Liebe Leserinnen und Leser, wir müssen feststellen, dass diese Veränderungen in der Arbeitswelt in immer kürzeren Zeitabständen aufeinander folgten. Die Bedeutung der Automatisierung und der Technologisierung ist unaufhaltsam gewachsen, eine Entwicklung folgte innerhalb kürzester Zeit auf die andere.
Und die Wahrnehmung der Arbeitswelt durch die Menschen wandelte sich im Laufe der Jahre: In der Frühzeit der Industrialisierung verbreiteten Innovationen und Maschinen noch Angst und Schrecken, weil nach und nach immer weniger Menschen gebraucht wurden, die einfache, körperliche Arbeiten verrichteten. Bald erkannten die Menschen jedoch, dass Innovation Arbeit erleichtern und neue Geschäftsfelder eröffnen kann.
Ist das aber immer noch so? Sind Maschinen und Computer weiterhin Werkzeuge, die uns die Arbeit erleichtern? Oder ist möglicherweise ein Kipppunkt erreicht, an dem sich der Mensch selbst durch weitere Automatisierung abschafft?
Im Hier und Jetzt sind wir alle Zeuge (und möglicherweise Versuchskaninchen) einer nie dagewesenen disruptiven Veränderung: Künstliche Intelligenz und Robotik halten immer mehr Einzug in den Alltag – Themen, die einst wie ferne Zukunftsmusik klangen, sind nun Realität. Sie verändern nicht nur die Art, wie wir arbeiten, sondern auch unser Verständnis von Arbeit selbst. Was früher als sicher galt, ist heute nicht mehr selbstverständlich. Was früher als unveränderlich schien, steht nun zur Diskussion.

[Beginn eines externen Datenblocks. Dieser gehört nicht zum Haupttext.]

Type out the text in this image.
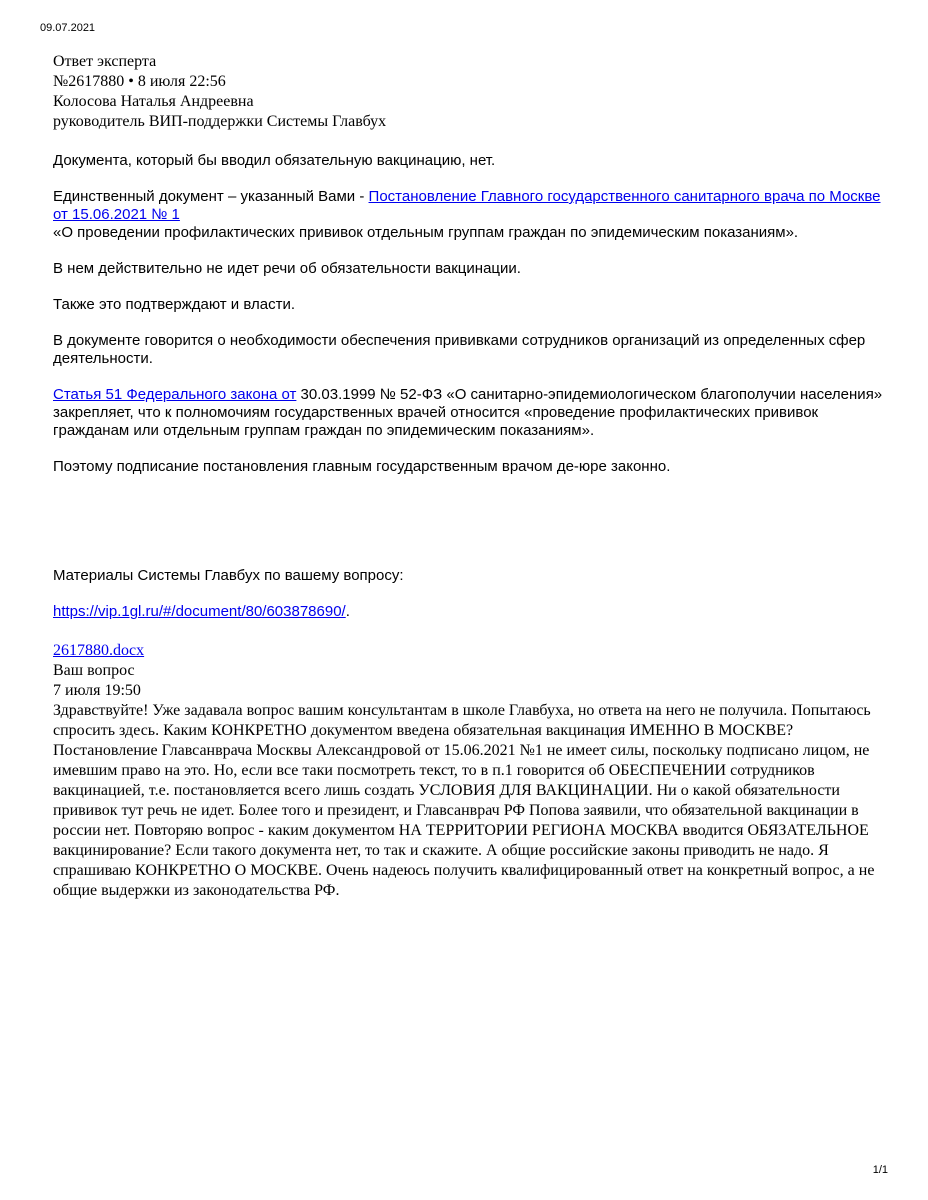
09.07.2021
Ответ эксперта
№2617880 • 8 июля 22:56
Колосова Наталья Андреевна
руководитель ВИП-поддержки Системы Главбух

Документа, который бы вводил обязательную вакцинацию, нет.

Единственный документ – указанный Вами - Постановление Главного государственного санитарного врача по Москве от 15.06.2021 № 1
«О проведении профилактических прививок отдельным группам граждан по эпидемическим показаниям».

В нем действительно не идет речи об обязательности вакцинации.

Также это подтверждают и власти.

В документе говорится о необходимости обеспечения прививками сотрудников организаций из определенных сфер деятельности.

Статья 51 Федерального закона от 30.03.1999 № 52-ФЗ «О санитарно-эпидемиологическом благополучии населения» закрепляет, что к полномочиям государственных врачей относится «проведение профилактических прививок гражданам или отдельным группам граждан по эпидемическим показаниям».

Поэтому подписание постановления главным государственным врачом де-юре законно.

Материалы Системы Главбух по вашему вопросу:

https://vip.1gl.ru/#/document/80/603878690/.

2617880.docx
Ваш вопрос
7 июля 19:50

Здравствуйте! Уже задавала вопрос вашим консультантам в школе Главбуха, но ответа на него не получила. Попытаюсь спросить здесь. Каким КОНКРЕТНО документом введена обязательная вакцинация ИМЕННО В МОСКВЕ? Постановление Главсанврача Москвы Александровой от 15.06.2021 №1 не имеет силы, поскольку подписано лицом, не имевшим право на это. Но, если все таки посмотреть текст, то в п.1 говорится об ОБЕСПЕЧЕНИИ сотрудников вакцинацией, т.е. постановляется всего лишь создать УСЛОВИЯ ДЛЯ ВАКЦИНАЦИИ. Ни о какой обязательности прививок тут речь не идет. Более того и президент, и Главсанврач РФ Попова заявили, что обязательной вакцинации в россии нет. Повторяю вопрос - каким документом НА ТЕРРИТОРИИ РЕГИОНА МОСКВА вводится ОБЯЗАТЕЛЬНОЕ вакцинирование? Если такого документа нет, то так и скажите. А общие российские законы приводить не надо. Я спрашиваю КОНКРЕТНО О МОСКВЕ. Очень надеюсь получить квалифицированный ответ на конкретный вопрос, а не общие выдержки из законодательства РФ.

1/1
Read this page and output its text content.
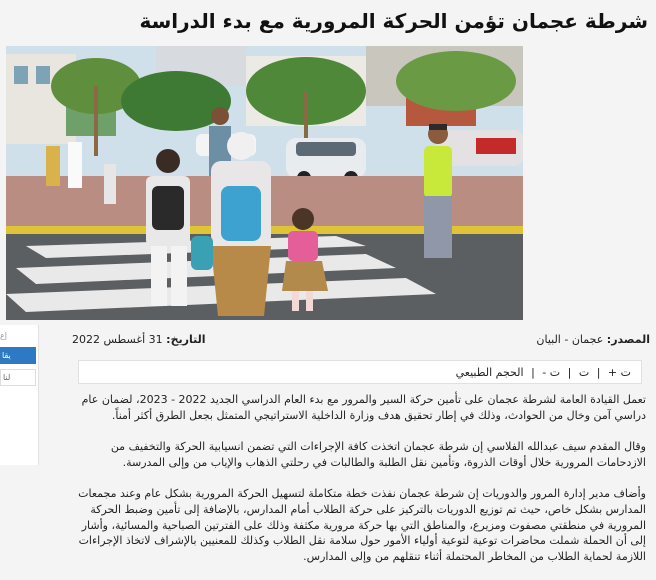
شرطة عجمان تؤمن الحركة المرورية مع بدء الدراسة
إع
يقا
لنا
المصدر: عجمان - البيان
التاريخ: 31 أغسطس 2022
ت + | ت | ت - | الحجم الطبيعي

تعمل القيادة العامة لشرطة عجمان على تأمين حركة السير والمرور مع بدء العام الدراسي الجديد 2022 - 2023، لضمان عام دراسي آمن وخال من الحوادث، وذلك في إطار تحقيق هدف وزارة الداخلية الاستراتيجي المتمثل بجعل الطرق أكثر أمناً.

وقال المقدم سيف عبدالله الفلاسي إن شرطة عجمان اتخذت كافة الإجراءات التي تضمن انسيابية الحركة والتخفيف من الازدحامات المرورية خلال أوقات الذروة، وتأمين نقل الطلبة والطالبات في رحلتي الذهاب والإياب من وإلى المدرسة.

وأضاف مدير إدارة المرور والدوريات إن شرطة عجمان نفذت خطة متكاملة لتسهيل الحركة المرورية بشكل عام وعند مجمعات المدارس بشكل خاص، حيث تم توزيع الدوريات بالتركيز على حركة الطلاب أمام المدارس، بالإضافة إلى تأمين وضبط الحركة المرورية في منطقتي مصفوت ومزيرع، والمناطق التي بها حركة مرورية مكثفة وذلك على الفترتين الصباحية والمسائية، وأشار إلى أن الحملة شملت محاضرات توعية لتوعية أولياء الأمور حول سلامة نقل الطلاب وكذلك للمعنيين بالإشراف لاتخاذ الإجراءات اللازمة لحماية الطلاب من المخاطر المحتملة أثناء تنقلهم من وإلى المدارس.
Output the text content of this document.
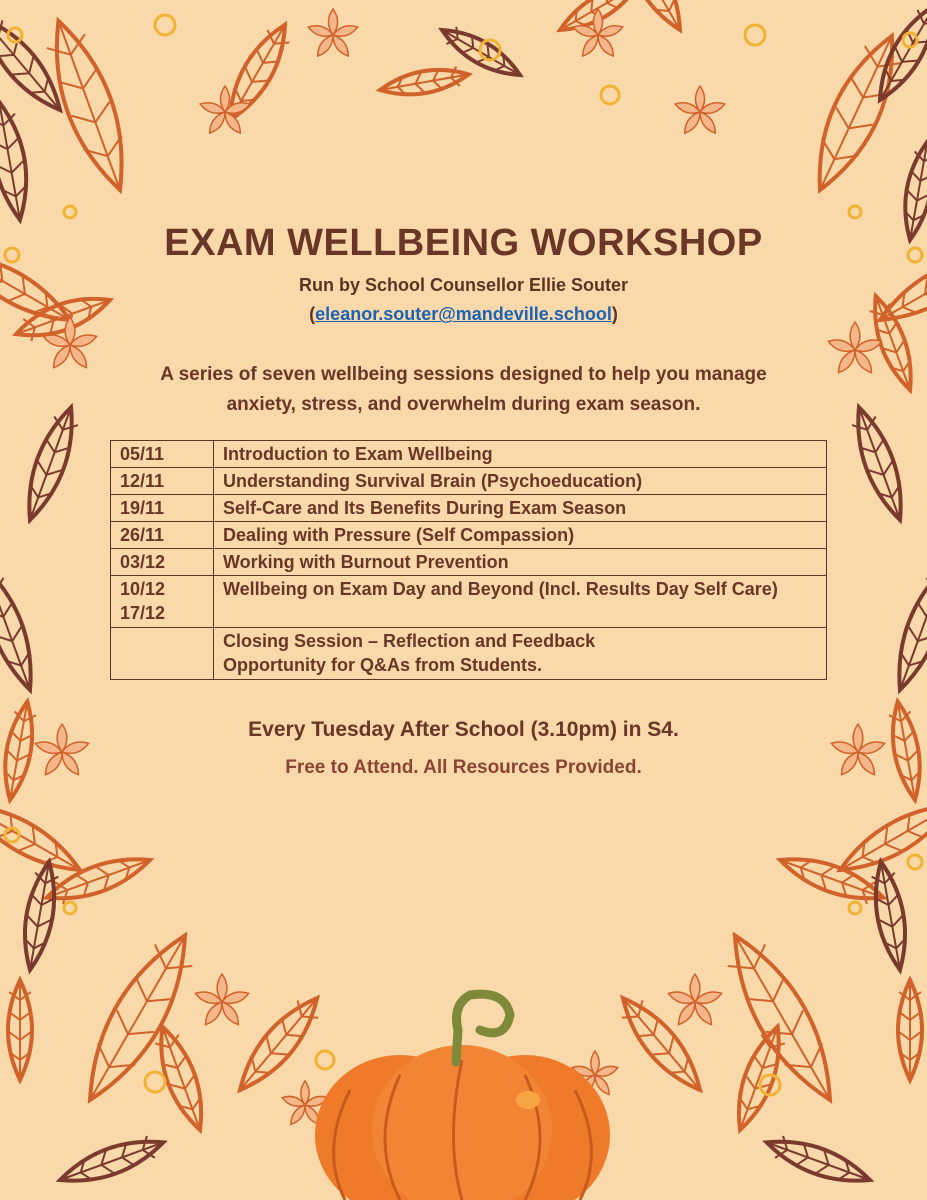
EXAM WELLBEING WORKSHOP
Run by School Counsellor Ellie Souter
(eleanor.souter@mandeville.school)
A series of seven wellbeing sessions designed to help you manage
anxiety, stress, and overwhelm during exam season.
05/11	Introduction to Exam Wellbeing
12/11	Understanding Survival Brain (Psychoeducation)
19/11	Self-Care and Its Benefits During Exam Season
26/11	Dealing with Pressure (Self Compassion)
03/12	Working with Burnout Prevention

10/12
17/12	Wellbeing on Exam Day and Beyond (Incl. Results Day Self Care)

	Closing Session – Reflection and Feedback
Opportunity for Q&As from Students.
Every Tuesday After School (3.10pm) in S4.
Free to Attend. All Resources Provided.
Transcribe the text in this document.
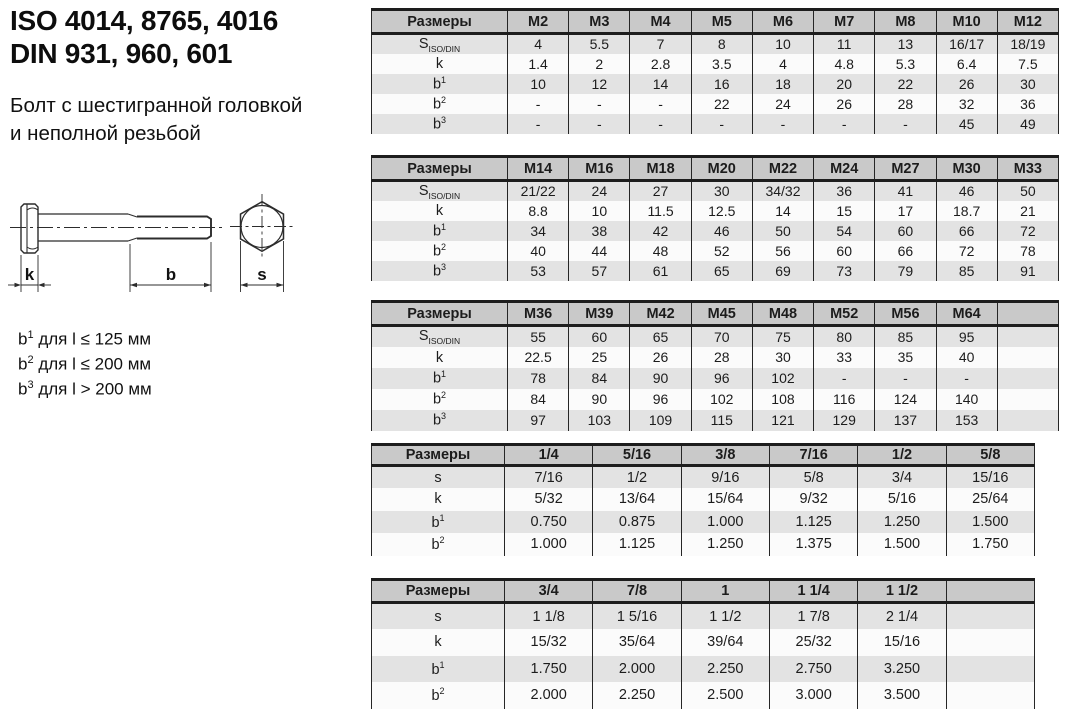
ISO 4014, 8765, 4016
DIN 931, 960, 601
Болт с шестигранной головкой
и неполной резьбой
k	b	s
$b^1$ для l ≤ 125 мм
$b^2$ для l ≤ 200 мм
$b^3$ для l > 200 мм
Размеры	M2	M3	M4	M5	M6	M7	M8	M10	M12
$S_{ISO/DIN}$	4	5.5	7	8	10	11	13	16/17	18/19
k	1.4	2	2.8	3.5	4	4.8	5.3	6.4	7.5
$b^1$	10	12	14	16	18	20	22	26	30
$b^2$	-	-	-	22	24	26	28	32	36
$b^3$	-	-	-	-	-	-	-	45	49
Размеры	M14	M16	M18	M20	M22	M24	M27	M30	M33
$S_{ISO/DIN}$	21/22	24	27	30	34/32	36	41	46	50
k	8.8	10	11.5	12.5	14	15	17	18.7	21
$b^1$	34	38	42	46	50	54	60	66	72
$b^2$	40	44	48	52	56	60	66	72	78
$b^3$	53	57	61	65	69	73	79	85	91
Размеры	M36	M39	M42	M45	M48	M52	M56	M64	
$S_{ISO/DIN}$	55	60	65	70	75	80	85	95	
k	22.5	25	26	28	30	33	35	40	
$b^1$	78	84	90	96	102	-	-	-	
$b^2$	84	90	96	102	108	116	124	140	
$b^3$	97	103	109	115	121	129	137	153	
Размеры	1/4	5/16	3/8	7/16	1/2	5/8
s	7/16	1/2	9/16	5/8	3/4	15/16
k	5/32	13/64	15/64	9/32	5/16	25/64
$b^1$	0.750	0.875	1.000	1.125	1.250	1.500
$b^2$	1.000	1.125	1.250	1.375	1.500	1.750
Размеры	3/4	7/8	1	1 1/4	1 1/2	
s	1 1/8	1 5/16	1 1/2	1 7/8	2 1/4	
k	15/32	35/64	39/64	25/32	15/16	
$b^1$	1.750	2.000	2.250	2.750	3.250	
$b^2$	2.000	2.250	2.500	3.000	3.500	
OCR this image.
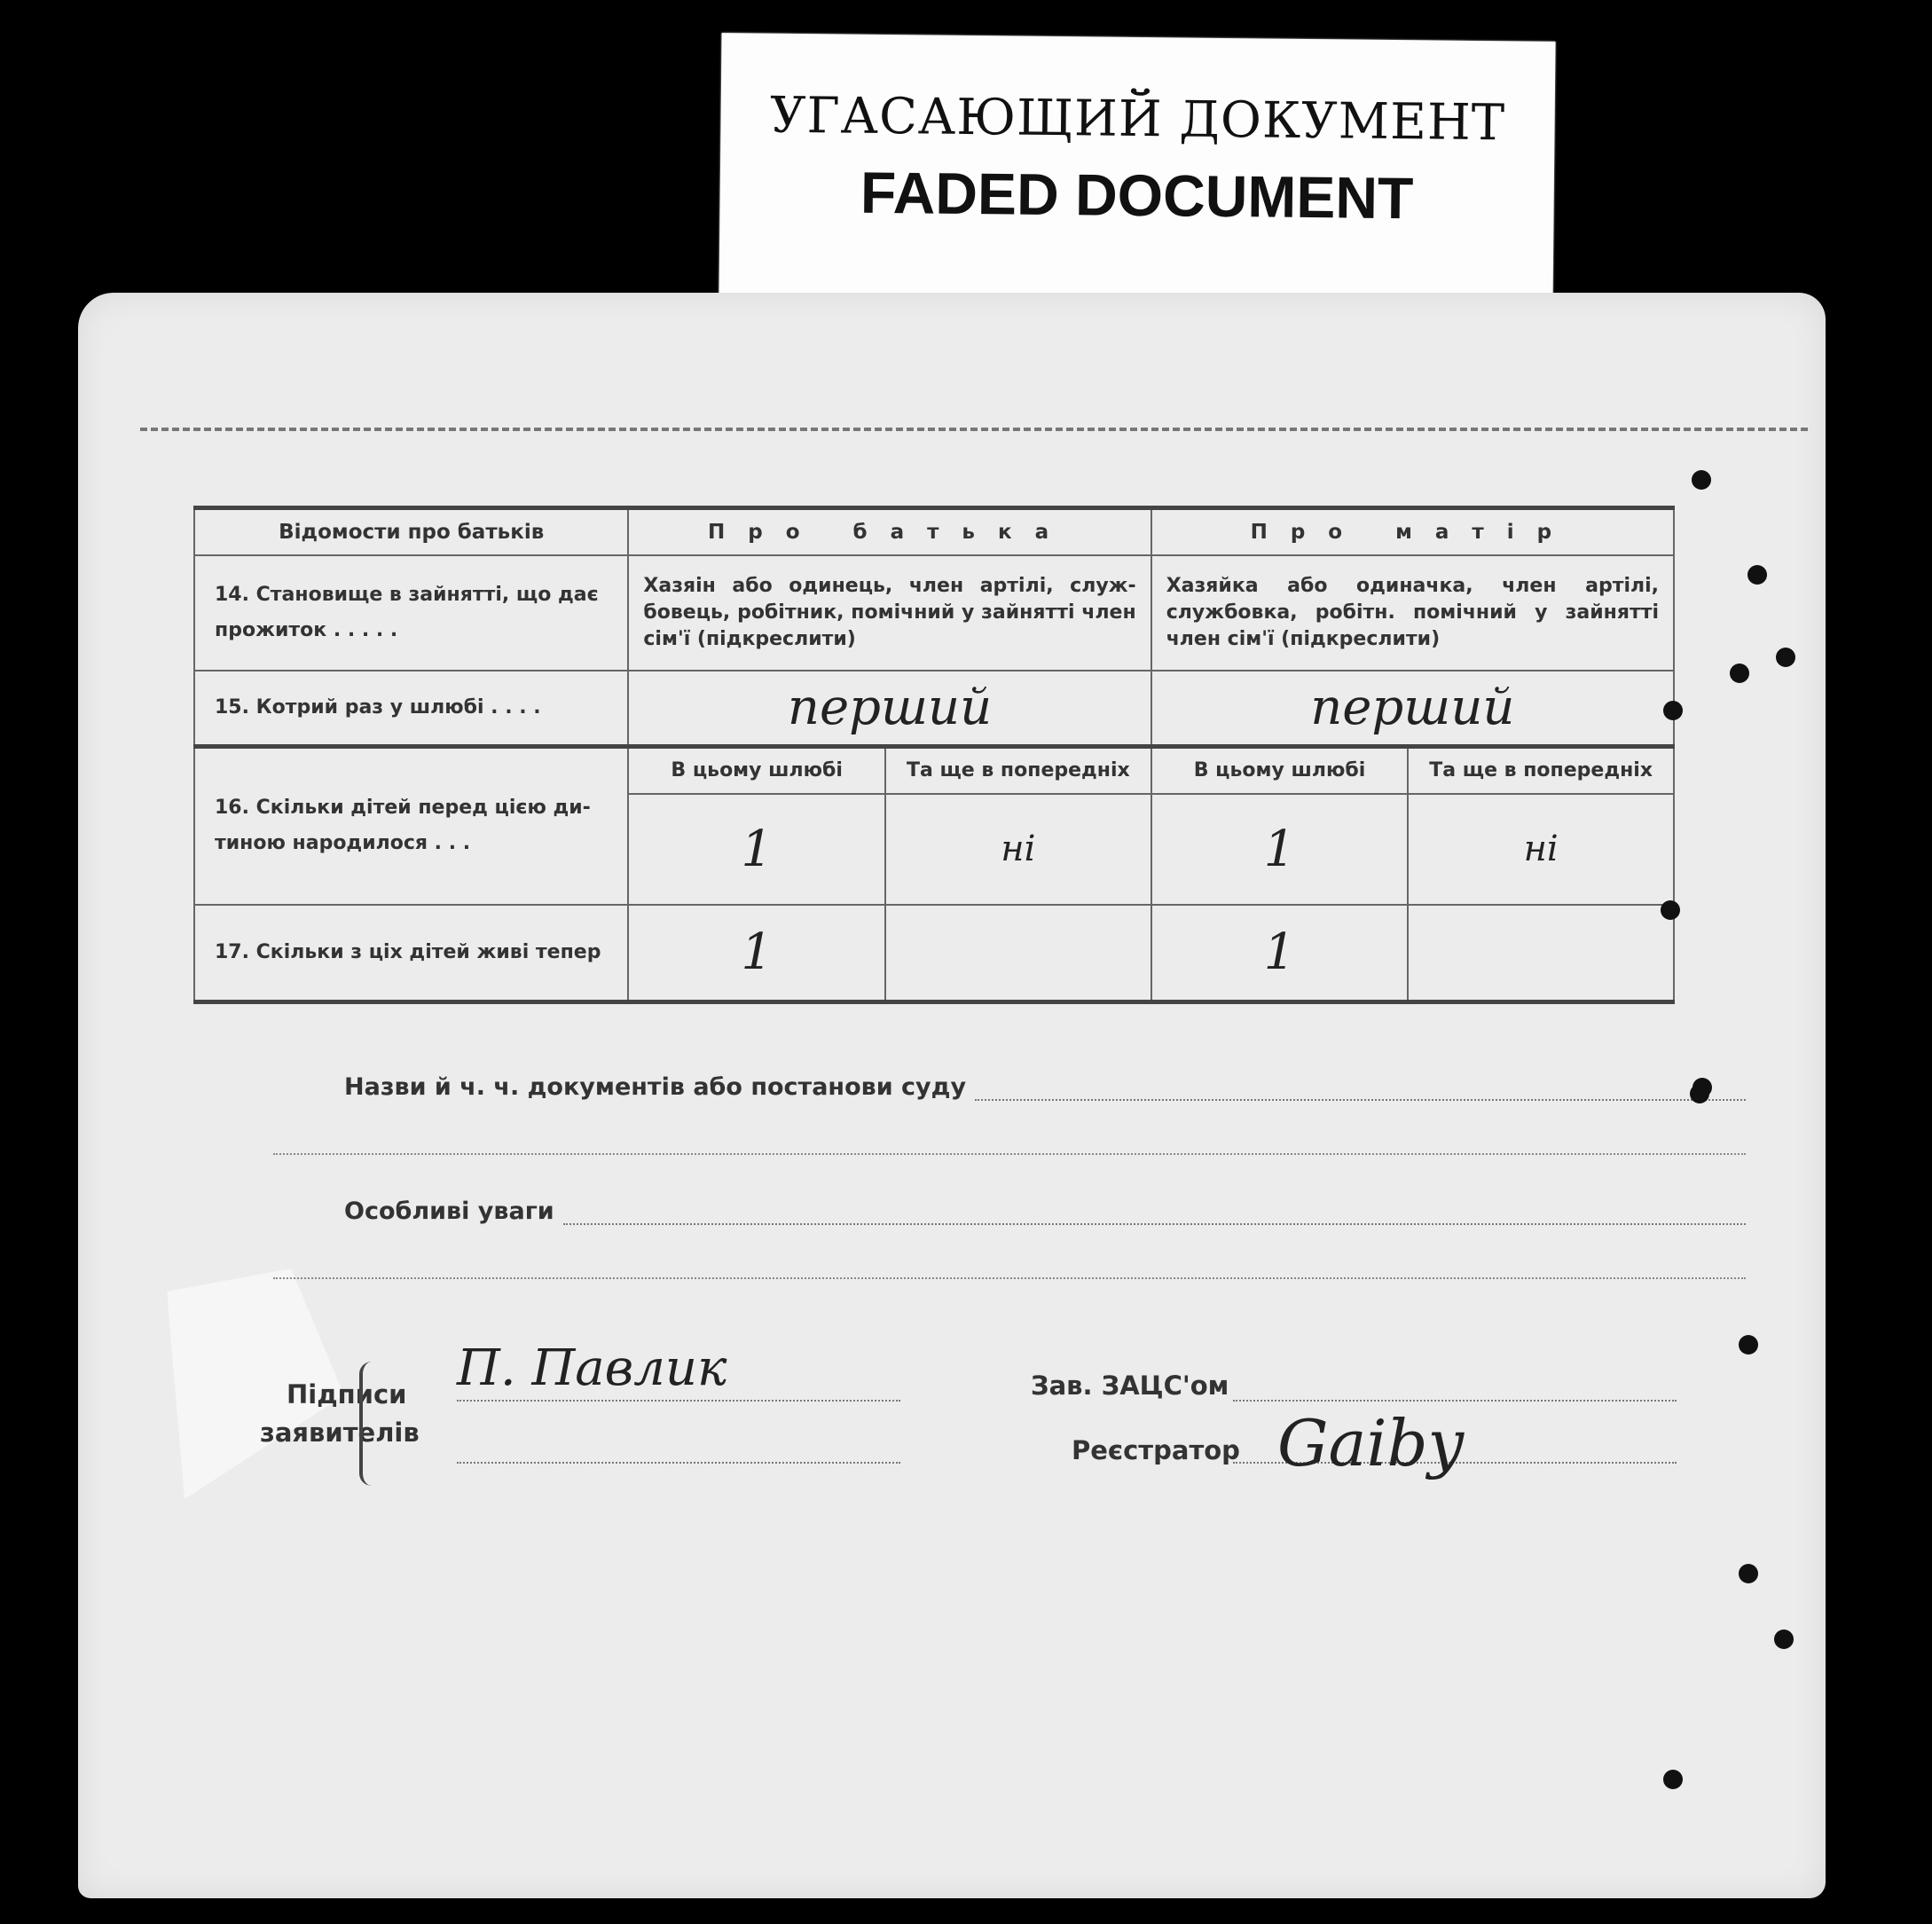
УГАСАЮЩИЙ ДОКУМЕНТ
FADED DOCUMENT
Відомости про батьків	Про батька		Про матір	
14. Становище в зайнятті, що дає прожиток . . . . .	Хазяін або одинець, член артілі, служ-бовець, робітник, помічний у зайнятті член сім'ї (підкреслити)		Хазяйка або одиначка, член артілі, службовка, робітн. помічний у зайнятті член сім'ї (підкреслити)	
15. Котрий раз у шлюбі . . . .	перший		перший	
16. Скільки дітей перед цією ди-тиною народилося . . .	В цьому шлюбі	Та ще в попередніх	В цьому шлюбі	Та ще в попередніх
	1	ні	1	ні
17. Скільки з ціх дітей живі тепер	1		1	
Назви й ч. ч. документів або постанови суду
Особливі уваги
Підписи
заявителів
П. Павлик	Зав. ЗАЦС'ом
Реєстратор Gaiby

Die Nachfrage nach akademischen Berufen, die noch vor wenigen Jahren als sicherer Weg zu einem stabilen und gut bezahlten Job galten, schwindet. Stattdessen gewinnen handwerkliche und technische Berufe an Bedeutung, die in Zeiten der Energiewende und der technologischen Transformation unverzichtbar geworden sind.
Es ist eine Zeit des Übergangs, in der alte Modelle nicht mehr greifen und neue Wege gefunden werden müssen. Doch wenn es uns nicht gelingt, diese Brücke zwischen den Anforderungen der Wirtschaft und den Qualifikationen der jungen Menschen zu schlagen, riskieren wir, unsere Wettbewerbsfähigkeit zu verlieren. Es gilt, endlich Rahmenbedingungen zu schaffen, die dieser neuen Realität gerecht werden, ohne dabei die Grundlagen der deutschen Wirtschaft zu gefährden.
Dieses DWN-Magazin stellt den Wert der Arbeit im Hier und Jetzt auf den Prüfstand, wirft ein Schlaglicht auf die disruptive Entwicklung in unserer Arbeitswelt. Und wir klären Missverständnisse und Mythen auf, die oft mit der Angst vor Veränderung einhergehen. Ja, die Arbeitswelt steht im Spannungsfeld zwischen Tradition und Moderne, Stabilität und Flexibilität, Sicherheit und Wandel – und trotz allem: Angst ist kein guter Ratgeber!
Ich wünsche Ihnen eine kurzweilige Lektüre mit vielen neuen Erkenntnissen – bleiben Sie immer informiert!